Who needs to study grammar?
Native speakers do
not need to study grammar. They already know it. It already informs and creates the structure of their mind, the way they communicate with themselves. Writers do not need to study it. Most writers can manipulate language on an instinctual basis for certain effects. Shakespeare went to grammar school certainly, but he did not study English grammar. Dickens did not go to school for very long or very often. He also did not study English grammar. If the two greatest verbal artists in the language did not study grammar, why should other writers bother with it? Children do not need to study it beyond the mere fixing on of labels: verb noun adjective adverb sentence clause, and perhaps other labels of other parts of speech. Why? Because it will help them to learn other languages. In fact, the only people who need to study grammar, are grammarians, and language learners, and grammarians only need to study it so that they can produce grammars for language learners!

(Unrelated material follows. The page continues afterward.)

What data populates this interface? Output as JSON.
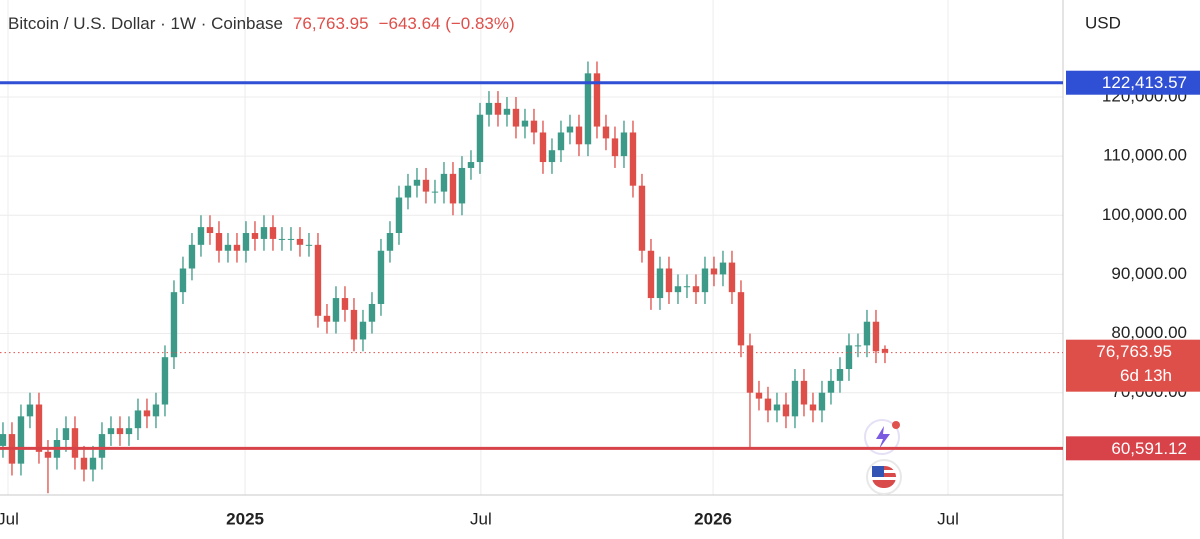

So if the only people who need to study grammar are those people learning and teaching languages, then why is it that all grammars fail so dreadfully in their aim of clarifying how a language works for a person learning or teaching it? (Another rhetorical question, note how I indulge myself.)
The answer is the absence of understanding of the pedagogical process. There is lacking a pedagogical grammar; in other words, a way of describing the laws of creating meaning in a foreign language which can lead the learner to accurate and fluent production of that language. Grammar should be a simplification. Not a dumbing down, but a stripping down to the bare essentials. Grammar is a tool for learning language. Any tool must be simple enough to effectively perform the task it was designed for. The problem with most grammars is that the tool is so complex, that all attention is focussed on learning how to use the tool, rather than what to use it for. Lock’s functional grammar is no exception.
Bearing in mind that (probably) 95% of English teachers in the world are non-native speakers, and that the 2% of native speakers who decide to become EFL teachers are only doing it until something better comes along, Lock is hopelessly, madly, burningly naïve if he thinks teachers are going to be able to understand much less be able to use in the classroom descriptions of the language such as he puts forward:
"…clauses like 63 through 65 do not simply assign an Attribute to a Carrier. They identify one participant by equating it with another participant. This is why they are called identifying process clauses. And if participant A equals participant B, then of course participant B also equals participant A. "
(Got that, class?)
While the applied linguist in me (perversely perhaps) enjoys this kind of stuff, the pedagogue in me is literally sickened by it.